Sunye – Atualmente o maior projeto em que atuamos é o Paraná Digital, no qual somos parceiros do Governo do Estado. Nossa meta é instalar 44 mil computadores em todas as 2.100 escolas estaduais que existem no Paraná. Teremos uma média de 20 computadores por escola. E para aproveitar melhor os recursos, vamos usar o multiterminal nelas dinheiro investido. Mas a idéia não se limita a oferecer computadores às escolas. Cada estabelecimento de ensino vai ter um servidor potente, que vai armazenar todas as informações, como se fosse a memória, o HD da escola. E cada um desses servidores vai estar ligado em um núcleo central da Celepar, em Curitiba. Para isso vamos utilizar as vias de fibra óptica da Copel e de Internet via rádio em algumas localidades remotas para ligar em rede todos os 2.100 servidores. Todas as escolas estaduais do Paraná estarão integradas. O maior problema ao colocar laboratórios de ensino em regiões remotas é manter a máquina funcionando e instalar ou atualizar softwares. Esse problema vai ser resolvido por uma tecnologia gerada pela UFPR e que está sendo repassada para a Celepar, pela qual a equipe de administradores de Curitiba vai conseguir administrar às máquinas à distância. Por exemplo: daqui de Curitiba vamos ser capazes de instalar um novo software em todas escolas do Estado em poucas horas. Como os computadores estão ligados no servidor central, teremos cópias de segurança dos arquivos de todos os usuários, o que é ótimo, pois não há o risco de ninguém perder nada. Também será possível saber se as máquinas estão tendo um bom uso, que tipo de páginas são acessadas. Também poderemos saber com que freqüência os computadores estão sendo usados e assim vamos ter a demanda exata de cada localidade para direcionar investimentos futuros. A interface também foi especialmente desenvolvida e é fácil de ser operada tanto por alunos quanto por professores que não estão acostumados a trabalhar com a Internet.
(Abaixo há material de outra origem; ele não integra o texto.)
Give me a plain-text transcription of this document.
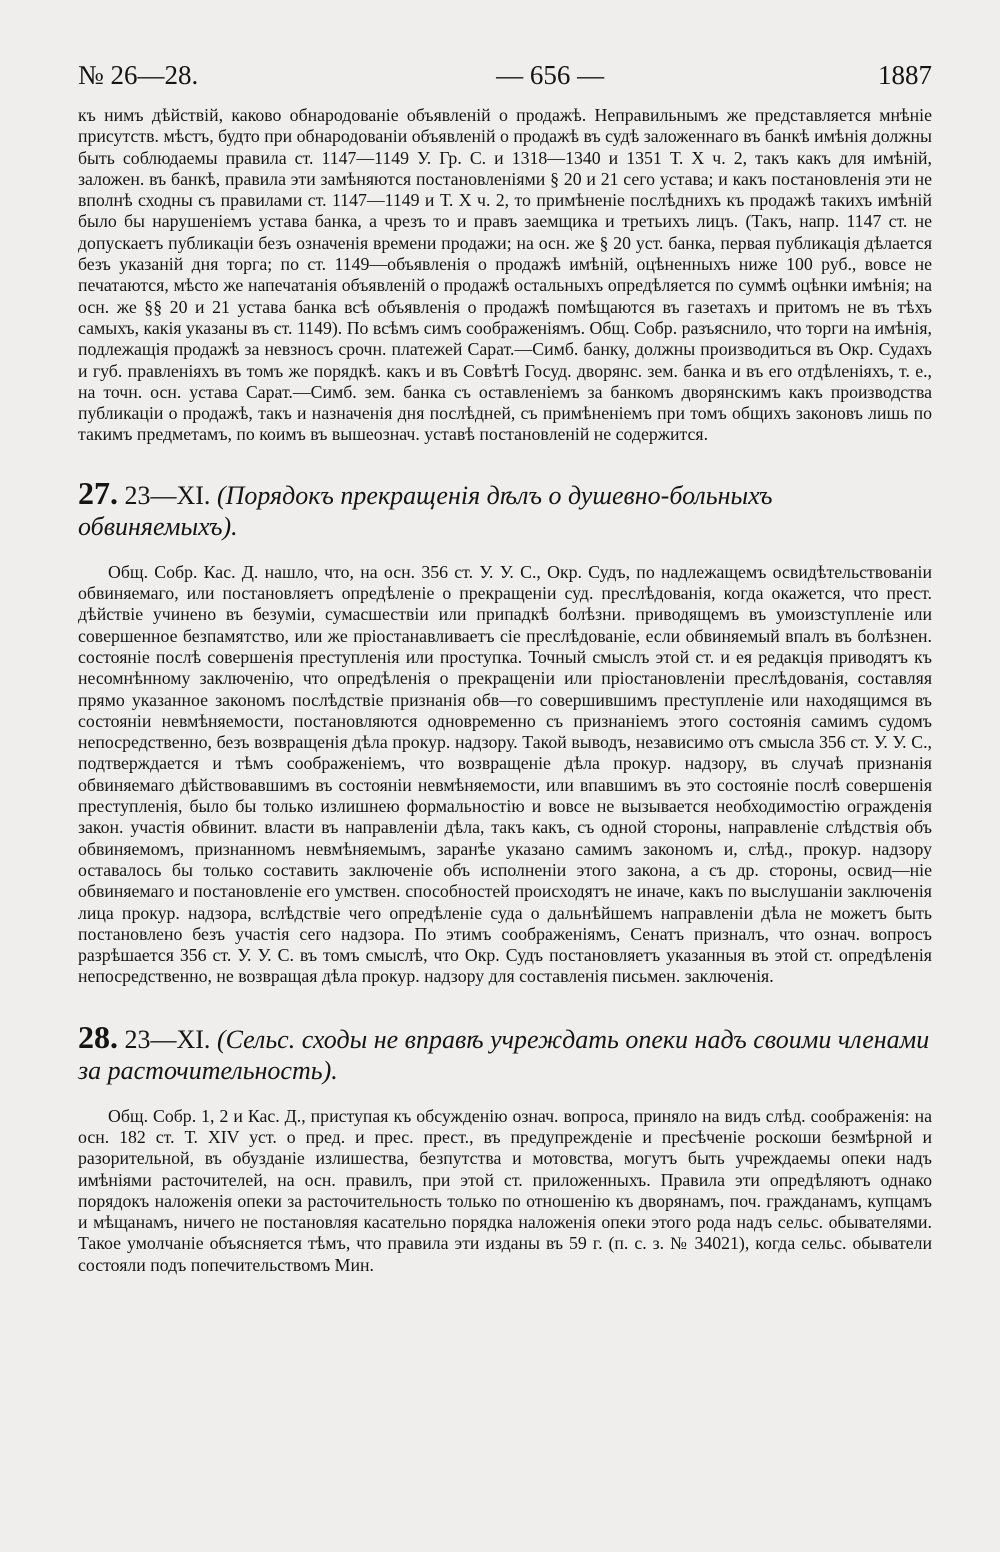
№ 26—28.	— 656 —	1887

къ нимъ дѣйствій, каково обнародованіе объявленій о продажѣ. Неправильнымъ же представляется мнѣніе присутств. мѣстъ, будто при обнародованіи объявленій о продажѣ въ судѣ заложеннаго въ банкѣ имѣнія должны быть соблюдаемы правила ст. 1147—1149 У. Гр. С. и 1318—1340 и 1351 Т. X ч. 2, такъ какъ для имѣній, заложен. въ банкѣ, правила эти замѣняются постановленіями § 20 и 21 сего устава; и какъ постановленія эти не вполнѣ сходны съ правилами ст. 1147—1149 и Т. X ч. 2, то примѣненіе послѣднихъ къ продажѣ такихъ имѣній было бы нарушеніемъ устава банка, а чрезъ то и правъ заемщика и третьихъ лицъ. (Такъ, напр. 1147 ст. не допускаетъ публикаціи безъ означенія времени продажи; на осн. же § 20 уст. банка, первая публикація дѣлается безъ указаній дня торга; по ст. 1149—объявленія о продажѣ имѣній, оцѣненныхъ ниже 100 руб., вовсе не печатаются, мѣсто же напечатанія объявленій о продажѣ остальныхъ опредѣляется по суммѣ оцѣнки имѣнія; на осн. же §§ 20 и 21 устава банка всѣ объявленія о продажѣ помѣщаются въ газетахъ и притомъ не въ тѣхъ самыхъ, какія указаны въ ст. 1149). По всѣмъ симъ соображеніямъ. Общ. Собр. разъяснило, что торги на имѣнія, подлежащія продажѣ за невзносъ срочн. платежей Сарат.—Симб. банку, должны производиться въ Окр. Судахъ и губ. правленіяхъ въ томъ же порядкѣ. какъ и въ Совѣтѣ Госуд. дворянс. зем. банка и въ его отдѣленіяхъ, т. е., на точн. осн. устава Сарат.—Симб. зем. банка съ оставленіемъ за банкомъ дворянскимъ какъ производства публикаціи о продажѣ, такъ и назначенія дня послѣдней, съ примѣненіемъ при томъ общихъ законовъ лишь по такимъ предметамъ, по коимъ въ вышеознач. уставѣ постановленій не содержится.

27. 23—XI. (Порядокъ прекращенія дѣлъ о душевно-больныхъ обвиняемыхъ).

Общ. Собр. Кас. Д. нашло, что, на осн. 356 ст. У. У. С., Окр. Судъ, по надлежащемъ освидѣтельствованіи обвиняемаго, или постановляетъ опредѣленіе о прекращеніи суд. преслѣдованія, когда окажется, что прест. дѣйствіе учинено въ безуміи, сумасшествіи или припадкѣ болѣзни. приводящемъ въ умоизступленіе или совершенное безпамятство, или же пріостанавливаетъ сіе преслѣдованіе, если обвиняемый впалъ въ болѣзнен. состояніе послѣ совершенія преступленія или проступка. Точный смыслъ этой ст. и ея редакція приводятъ къ несомнѣнному заключенію, что опредѣленія о прекращеніи или пріостановленіи преслѣдованія, составляя прямо указанное закономъ послѣдствіе признанія обв—го совершившимъ преступленіе или находящимся въ состояніи невмѣняемости, постановляются одновременно съ признаніемъ этого состоянія самимъ судомъ непосредственно, безъ возвращенія дѣла прокур. надзору. Такой выводъ, независимо отъ смысла 356 ст. У. У. С., подтверждается и тѣмъ соображеніемъ, что возвращеніе дѣла прокур. надзору, въ случаѣ признанія обвиняемаго дѣйствовавшимъ въ состояніи невмѣняемости, или впавшимъ въ это состояніе послѣ совершенія преступленія, было бы только излишнею формальностію и вовсе не вызывается необходимостію огражденія закон. участія обвинит. власти въ направленіи дѣла, такъ какъ, съ одной стороны, направленіе слѣдствія объ обвиняемомъ, признанномъ невмѣняемымъ, заранѣе указано самимъ закономъ и, слѣд., прокур. надзору оставалось бы только составить заключеніе объ исполненіи этого закона, а съ др. стороны, освид—ніе обвиняемаго и постановленіе его умствен. способностей происходятъ не иначе, какъ по выслушаніи заключенія лица прокур. надзора, вслѣдствіе чего опредѣленіе суда о дальнѣйшемъ направленіи дѣла не можетъ быть постановлено безъ участія сего надзора. По этимъ соображеніямъ, Сенатъ призналъ, что означ. вопросъ разрѣшается 356 ст. У. У. С. въ томъ смыслѣ, что Окр. Судъ постановляетъ указанныя въ этой ст. опредѣленія непосредственно, не возвращая дѣла прокур. надзору для составленія письмен. заключенія.

28. 23—XI. (Сельс. сходы не вправѣ учреждать опеки надъ своими членами за расточительность).

Общ. Собр. 1, 2 и Кас. Д., приступая къ обсужденію означ. вопроса, приняло на видъ слѣд. соображенія: на осн. 182 ст. Т. XIV уст. о пред. и прес. прест., въ предупрежденіе и пресѣченіе роскоши безмѣрной и разорительной, въ обузданіе излишества, безпутства и мотовства, могутъ быть учреждаемы опеки надъ имѣніями расточителей, на осн. правилъ, при этой ст. приложенныхъ. Правила эти опредѣляютъ однако порядокъ наложенія опеки за расточительность только по отношенію къ дворянамъ, поч. гражданамъ, купцамъ и мѣщанамъ, ничего не постановляя касательно порядка наложенія опеки этого рода надъ сельс. обывателями. Такое умолчаніе объясняется тѣмъ, что правила эти изданы въ 59 г. (п. с. з. № 34021), когда сельс. обыватели состояли подъ попечительствомъ Мин.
BB – Quando o Paraná Digital começa a funcionar?

Sunye – Os equipamentos já foram licitados e a interface especial já foi concluída. Em pequena escala, o Paraná Digital já está funcionando, pois algumas escolas estão testando a idéia. Outros detalhes precisam ser conferidos, mas a nossa expectativa é que o projeto se transforme em realidade no mês de setembro.

BB – Conversamos sobre tecnologia digital e é possível perceber a importância da Universidade nisso tudo. Na sua opinião, qual deveria ser a missão de uma instituição universitária nesse século XXI?

Sunye – O papel é apontar para a melhor tecnologia e passar o conhecimento da melhor maneira, investir nosso tempo na qualidade do ensino. Ao mesmo tempo, temos que fazer a prospecção, a pesquisa, fazer o conhecimento avançar, principalmente em projetos que precisam de um tempo maior de desenvolvimento, justamente aqueles que o mercado não consegue englobar. Então a instituição Universidade deve ser capaz de gerar conhecimento e repassá-lo para a sociedade. Mas volto a dizer, o que a gente precisa fazer, que é o mais importante, é formar bons estudantes, boas pessoas. Isso é permanente. Isso ajuda a mudar a realidade.